Athletes with a torn ACL in their knee often complain of instability and giving way. An ACL reconstruction should restore stability of the knee and enable an athlete to return to sports. Many athletes choose to proceed with ACL surgery with the goal of returning to sports. In order to reconstruct your new ACL, your surgeon will need a graft. The graft will be used to replace or reconstruct your new ACL. The choice of the graft you chose may influence whether or not the ACL will tear again in the future.
Before your ACL surgery your Orthopedic Surgeon will discuss different graft choices which they can use to reconstruct your new ACL. Your ACL graft choice may impact your ability to remain active. Which ACL graft choice is in your best interest?
ACL Graft Choices:
- Autograft- Your own tissue
- Patella tendon graft
- quadriceps tendon graft
- Hamstring tendon grafts
- Allografts- cadaver grafts
At this time, the gold standard procedure to recreate an ACL in your knee remains an ACL reconstruction. The gold standard graft is currently considered to be the patella tendon autograft. But each graft choice, and the benefits and risks of each ACL graft choice should be considered carefully.
We asked 5 ACL Surgeons and reviewed their top ACL graft options.
In that Expert Series post we discussed cadaver ACL grafts versus ACL grafts using your own tissue (autograft). We also discussed the various ACL autograft options you have, such as the patella tendon graft versus a hamstring graft.
The debate over the superiority of using a graft from your own body (autograft) versus tissue from a cadaver (allograft) continues. Although to be honest, I’m not quite sure why. Virtually every study published in this area shows a clear advantage to using your own tissue during ACL surgery in high demand, young individuals. Many papers on ACL graft choice such as this one show that a cadaver ACL graft fails more often than an ACL created from your own tissue.
ACL Graft Choice
Yet another paper was recently published in the American Journal of Sports Medicine which compared the survivorship of a hamstring autograft versus a common allograft (tibialis posterior). This study was performed by the Armed Services. So these tend to be young, healthy and active people. The mean age was 29 and the follow up period was 10 years, which is quite long in this area of study.
The results of this research showed that people who had ACL surgery with a hamstring ACL graft from their own body had an 8% failure rate at 10 year follow up. In stark contrast, the group that underwent an ACL reconstruction with a cadaver (Allograft) ACL graft had a failure rate of 26%. So, you have a 4 fold increased risk of graft failure using an allograft in young, healthy active individuals.
Allograft use for ACL reconstruction led to a 26% failure rate…
In this video, Dr Jeff Berg and I discuss your ACL graft options:
Which ACL Graft Choice Is Best For You
There are reasons to use each of the ACL graft choice options you have.
- a 50 something tennis player with an unstable knee may do very well with a cadaver ACL graft.
- a competitive contact youth athlete will likely be given a patella tendon ACL graft, but should not receive an allograft.
- a competitive soccer player who requires quickness may also choose to use a patella tendon graft to minimize the risk of weakness sometimes associated with a hamstring ACL autograft. A single, quadrupled hamstring may be a good choice too… but can still lead to a little weakness.

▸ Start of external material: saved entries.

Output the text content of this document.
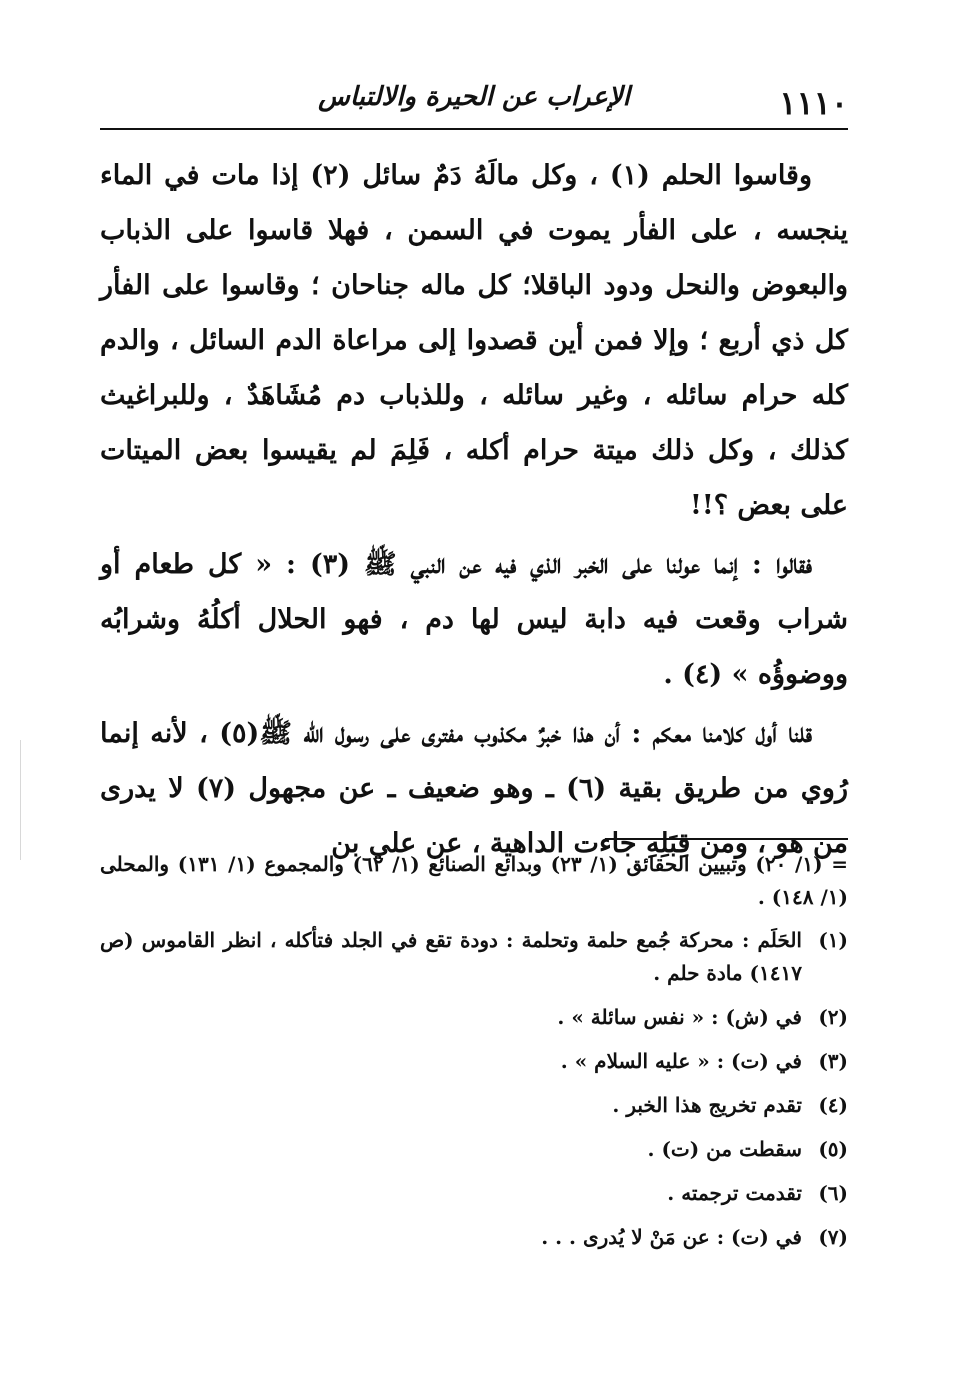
١١١٠
الإعراب عن الحيرة والالتباس

وقاسوا الحلم (١) ، وكل مالَهُ دَمٌ سائل (٢) إذا مات في الماء ينجسه ، على الفأر يموت في السمن ، فهلا قاسوا على الذباب والبعوض والنحل ودود الباقلا؛ كل ماله جناحان ؛ وقاسوا على الفأر كل ذي أربع ؛ وإلا فمن أين قصدوا إلى مراعاة الدم السائل ، والدم كله حرام سائله ، وغير سائله ، وللذباب دم مُشَاهَدٌ ، وللبراغيث كذلك ، وكل ذلك ميتة حرام أكله ، فَلِمَ لم يقيسوا بعض الميتات على بعض ؟!!

فقالوا : إنما عولنا على الخبر الذي فيه عن النبي ﷺ (٣) : « كل طعام أو شراب وقعت فيه دابة ليس لها دم ، فهو الحلال أكلُهُ وشرابُه ووضوؤُه » (٤) .

قلنا أول كلامنا معكم : أن هذا خبرٌ مكذوب مفترى على رسول الله ﷺ(٥) ، لأنه إنما رُوي من طريق بقية (٦) ـ وهو ضعيف ـ عن مجهول (٧) لا يدرى من هو ، ومن قِبَلِهِ جاءت الداهية ، عن علي بن

= (١/ ٢٠) وتبيين الحقائق (١/ ٢٣) وبدائع الصنائع (١/ ٦٢) والمجموع (١/ ١٣١) والمحلى (١/ ١٤٨) .

(١)
الحَلَم : محركة جُمع حلمة وتحلمة : دودة تقع في الجلد فتأكله ، انظر القاموس (ص ١٤١٧) مادة حلم .
(٢)
في (ش) : « نفس سائلة » .
(٣)
في (ت) : « عليه السلام » .
(٤)
تقدم تخريج هذا الخبر .
(٥)
سقطت من (ت) .
(٦)
تقدمت ترجمته .
(٧)
في (ت) : عن مَنْ لا يُدرى . . .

- Hamstring autografts, especially if only one hamstring tendon is used can be a very effective graft for many athletes. Weakness in the hamstring muscles after ACL surgery is more likely to happen if both hamstring tendons are taken.
- The quadriceps tendon is gaining attention as a good graft option in primary and revision ACL surgery.
The proper ACL graft choice for you will depend on many variables. You should be prepared to review these choices with your surgeon. Understand why they are recommending one ACL graft choice versus another.
There are many Orthopedists out there who are still fighting this (allograft) downward trend and continue to use allograft in young, high demand individuals. They claim that if the grafts are not radiated (for sterility) then they should be strong and “do fine”. Well… this paper used grafts which were not radiated at all. Not even low dose. So, the arguments and proof against the use of allograft in young active people continues to pile up, and the arguments used by those who continue to use allograft are getting picked off one by one.
Bottom line… if you or your child are a young, high demand individual who is active in sports with cutting, pivoting and twisting, the use of allograft should be questioned. Seek many opinions if necessary.